İNCELEME VE GEREKÇE:
Dava hukuki niteliği itibariyle, Tazminat (Sözleşmeden Kaynaklanan) davasıdır.
Davaya konu uyuşmazlığın tespiti; 23/06/2020 tarihli taşeronluk sözleşmesinin gereklerinin taraflarca yerine getirilip getirilmediği, davacının cezai şartı talebinin yerinde olup olmadığı davalının edimlerini yerine getirip getirmediği hususlarında uyuşmazlık olduğu anlaşıldı.
Mahkememizce yapılan uyap kontrollerinde tarafların ——- numaralı esasında davalarının olduğu, dava konusunun ve taraflarının aynı olduğu görüldü.HMK’nın 166/1 maddesi uyarınca; ” Aynı yargı çevresinde yer alan aynı düzey ve sıfattaki hukuk mahkemelerinde açılmış davalar, aralarında bağlantı bulunması durumunda, davanın her aşamasında, talep üzerine veya kendiliğinden ilk davanın açıldığı mahkemede birleştirilebilir. Birleştirme kararı, ikinci davanın açıldığı mahkemece verilir ve bu karar, diğer mahkemeyi bağlar.Aynı maddenin 4.fıkrasına göre; “Davaların aynı veya birbirine benzer sebeplerden doğması ya da biri hakkında verilecek hükmün diğerini etkileyecek nitelikte bulunması durumunda, bağlantı var sayılır.
——Esas sayılı dosyası ile taraflar arasında daha önce açılan ——Asliye Ticaret Mahkemesi’nin ——-Esas sayılı dosya konusunun aynı taraflar arasındaki sözlemeler olduğu, talep sonuçları farklı olsa da davalar arasında biri hakkında verilecek hükmün diğerini etkileyecek nitelikte bulunması, davalar arasında fiili ve hukuki irtibat olması nedeni ile her iki dosyanın birleştirilmesine, yargılamanın ——Asliye Ticaret Mahkemesinin——- Esas sayılı dosyası üzerinden yürütülmesine karar vermek gerekmiş ve aşağıdaki şekilde hüküm tesis edilmiştir.

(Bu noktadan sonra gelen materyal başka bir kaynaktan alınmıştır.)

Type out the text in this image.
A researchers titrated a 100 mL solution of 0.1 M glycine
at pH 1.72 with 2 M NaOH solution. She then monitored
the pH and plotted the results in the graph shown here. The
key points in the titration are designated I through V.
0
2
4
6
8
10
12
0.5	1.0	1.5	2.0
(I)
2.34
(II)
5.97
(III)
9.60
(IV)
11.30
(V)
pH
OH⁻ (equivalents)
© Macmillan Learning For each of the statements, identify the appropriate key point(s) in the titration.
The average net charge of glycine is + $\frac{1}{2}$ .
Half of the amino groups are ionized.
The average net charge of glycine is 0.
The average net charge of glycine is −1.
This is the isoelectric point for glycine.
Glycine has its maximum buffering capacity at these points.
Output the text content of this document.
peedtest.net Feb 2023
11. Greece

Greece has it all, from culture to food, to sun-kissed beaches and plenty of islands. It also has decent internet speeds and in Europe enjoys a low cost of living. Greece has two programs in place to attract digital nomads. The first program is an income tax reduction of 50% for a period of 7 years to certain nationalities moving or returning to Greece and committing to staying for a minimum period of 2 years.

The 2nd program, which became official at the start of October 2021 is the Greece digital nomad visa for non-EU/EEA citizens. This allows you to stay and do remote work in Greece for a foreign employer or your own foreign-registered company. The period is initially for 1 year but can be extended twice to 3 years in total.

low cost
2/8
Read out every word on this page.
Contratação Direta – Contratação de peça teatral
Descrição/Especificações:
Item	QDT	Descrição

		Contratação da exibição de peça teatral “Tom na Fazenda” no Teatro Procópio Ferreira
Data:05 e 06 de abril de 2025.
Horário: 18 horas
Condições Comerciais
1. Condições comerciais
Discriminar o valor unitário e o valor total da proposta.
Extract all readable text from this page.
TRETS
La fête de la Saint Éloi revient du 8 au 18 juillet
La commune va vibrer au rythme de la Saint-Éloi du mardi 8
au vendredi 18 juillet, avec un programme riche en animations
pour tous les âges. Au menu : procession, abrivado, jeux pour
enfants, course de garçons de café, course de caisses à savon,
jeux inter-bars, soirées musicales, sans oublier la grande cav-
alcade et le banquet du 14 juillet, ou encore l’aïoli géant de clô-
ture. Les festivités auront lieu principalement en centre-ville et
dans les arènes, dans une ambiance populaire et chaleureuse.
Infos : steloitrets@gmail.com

GEREĞİ DÜŞÜNÜLDÜ: Gerekçesi yukarıda açıklandığı üzere:
1-Mahkememiz dava dosyasının HMK 166/1. maddesi gereği ——–Esas sayılı dava dosyası ile BİRLEŞTİRİLMESİNE, Mahkememiz dosya esasın bu şekilde kapatılmasına,
2-Yargılamanın ——–Esas sayılı dosyası üzerinden yürütülmesine ve dosyanın tevdiine
3-Dosyanın safahatlarının birleşen dosyada takip edilmesine, HMK.166/3 maddesi uyarınca birleştirme kararının derhal ilk davanın açıldığı mahkemeye bildirilmesine,
4-HMK.331/2 maddesi gereğince harç ,yargılama gideri ve vekalet ücretinin birleşen dosyada esas hükümle birlikte karar bağlanmasına,Dair, tarafların yokluklarında esas hakkında verilecek kararla birlikte İstinaf Kanun yolu açık olmak üzere dosya üzerinden yapılan inceleme sonunda karar verildi.